AMLO called this coalition “unprecedented,” and he is right. So fat, AMLO’s administration has been characterized by the constant obstruction of any private initiative.

For example, instead of receiving eight billion dollars from an external investment in the Dos Bocas refinery, López Obrador canceled the bidding and kept the construction of the oil refinery under the state monopoly of the already bankrupt Pemex.

Thus, Mexicans are wasting their taxes to finance a bureaucratic institution that generates losses in the millions, all because the president denied it access to the private sector.

123 clinics and 37 hospitals were evacuated

Meanwhile, Health Secretary Jorge Alcocer said that eight billion pesos are required to rescue 326 unfinished hospitals and medical units from the administration of former President Enrique Peña Nieto.

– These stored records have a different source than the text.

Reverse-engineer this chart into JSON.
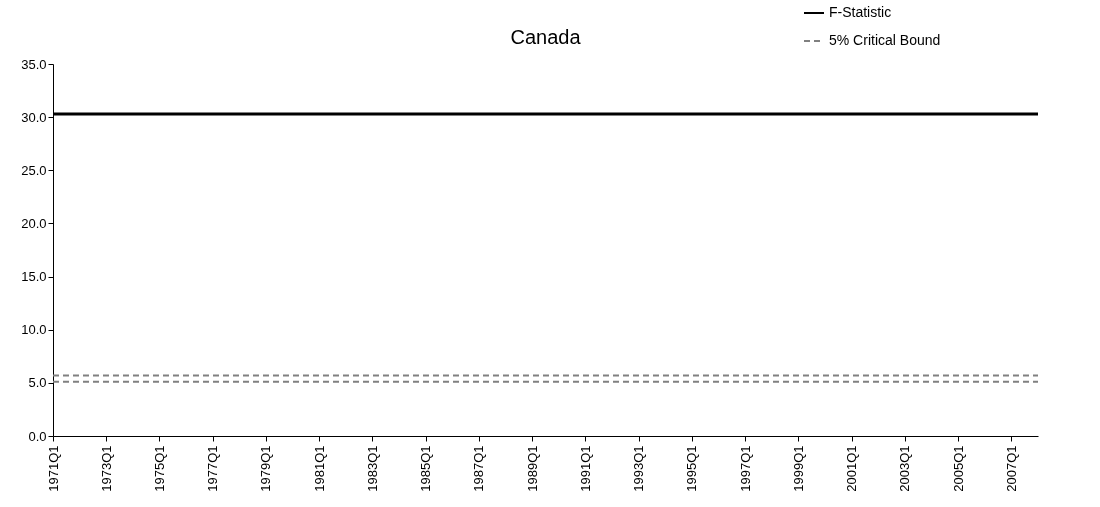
{
  "chart_data": {
    "type": "line",
    "title": "Canada",
    "categories": [
      "1971Q1",
      null,
      "1973Q1",
      null,
      "1975Q1",
      null,
      "1977Q1",
      null,
      "1979Q1",
      null,
      "1981Q1",
      null,
      "1983Q1",
      null,
      "1985Q1",
      null,
      "1987Q1",
      null,
      "1989Q1",
      null,
      "1991Q1",
      null,
      "1993Q1",
      null,
      "1995Q1",
      null,
      "1997Q1",
      null,
      "1999Q1",
      null,
      "2001Q1",
      null,
      "2003Q1",
      null,
      "2005Q1",
      null,
      "2007Q1",
      null
    ],
    "series": [
      {
        "name": "F-Statistic",
        "color": "#000000",
        "line_style": "solid",
        "values": [
          30.3,
          30.3,
          30.3,
          30.3,
          30.3,
          30.3,
          30.3,
          30.3,
          30.3,
          30.3,
          30.3,
          30.3,
          30.3,
          30.3,
          30.3,
          30.3,
          30.3,
          30.3,
          30.3,
          30.3,
          30.3,
          30.3,
          30.3,
          30.3,
          30.3,
          30.3,
          30.3,
          30.3,
          30.3,
          30.3,
          30.3,
          30.3,
          30.3,
          30.3,
          30.3,
          30.3,
          30.3,
          30.3
        ]
      },
      {
        "name": "5% Critical Bound",
        "color": "#808080",
        "line_style": "dashed",
        "values": [
          5.7,
          5.7,
          5.7,
          5.7,
          5.7,
          5.7,
          5.7,
          5.7,
          5.7,
          5.7,
          5.7,
          5.7,
          5.7,
          5.7,
          5.7,
          5.7,
          5.7,
          5.7,
          5.7,
          5.7,
          5.7,
          5.7,
          5.7,
          5.7,
          5.7,
          5.7,
          5.7,
          5.7,
          5.7,
          5.7,
          5.7,
          5.7,
          5.7,
          5.7,
          5.7,
          5.7,
          5.7,
          5.7
        ]
      },
      {
        "color": "#808080",
        "line_style": "dashed",
        "values": [
          5.1,
          5.1,
          5.1,
          5.1,
          5.1,
          5.1,
          5.1,
          5.1,
          5.1,
          5.1,
          5.1,
          5.1,
          5.1,
          5.1,
          5.1,
          5.1,
          5.1,
          5.1,
          5.1,
          5.1,
          5.1,
          5.1,
          5.1,
          5.1,
          5.1,
          5.1,
          5.1,
          5.1,
          5.1,
          5.1,
          5.1,
          5.1,
          5.1,
          5.1,
          5.1,
          5.1,
          5.1,
          5.1
        ]
      }
    ],
    "ylim": [
      0,
      35
    ],
    "yticks": [
      {
        "value": 0,
        "label": "0.0"
      },
      {
        "value": 5,
        "label": "5.0"
      },
      {
        "value": 10,
        "label": "10.0"
      },
      {
        "value": 15,
        "label": "15.0"
      },
      {
        "value": 20,
        "label": "20.0"
      },
      {
        "value": 25,
        "label": "25.0"
      },
      {
        "value": 30,
        "label": "30.0"
      },
      {
        "value": 35,
        "label": "35.0"
      }
    ],
    "grid": false,
    "legend": "top right",
    "marker": "none"
  }
}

In the first year of López Obrador’s government, 123 clinics and 37 public hospitals were evacuated. Given the lack of functional public hospitals, AMLO reached an agreement with 146 private hospitals in 27 states to house patients from the Mexican Social Security Institute (IMSS) and the Institute of Social Security and Services for State Workers (ISSSTE).

The public-private partnership provided treatment to millions in the United States

In short, when the state is in charge of the resources extracted from the citizens through taxes, it has the power to allocate them, both to the sport of preference of its president and to the service of a bankrupt state company such as Pemex, as has been the case so far under AMLO’s administration.

Therefore, when López Obrador finally recognizes the importance and efficiency of the private sector and allows it to do its work, it is not only helpful but actually saves lives.

The popular saying is, “Every cloud has a silver lining.” In the case of Mexico, the coronavirus pandemic led the Mexican president to recognize the contribution of the private sector in health matters.

If it follows that trend, it could enjoy enormous benefits, including economic ones, as it would take a burden off the government, and therefore off the taxpayers. As was the case in the United States, where the private sector has provided the country not only with rapid diagnostic tests but also the pharmaceutical companies Bayer and Novartis have donated millions of medical treatments to alleviate the impact of the coronavirus.

It was possible because Donald Trump expedited the authorization processes so that bureaucracy would not be an impediment. The opposite of what happens in Mexico, where there are medicines that are trapped in customs due to excessive regulations that lead to the deterioration of the health of the most vulnerable Mexicans.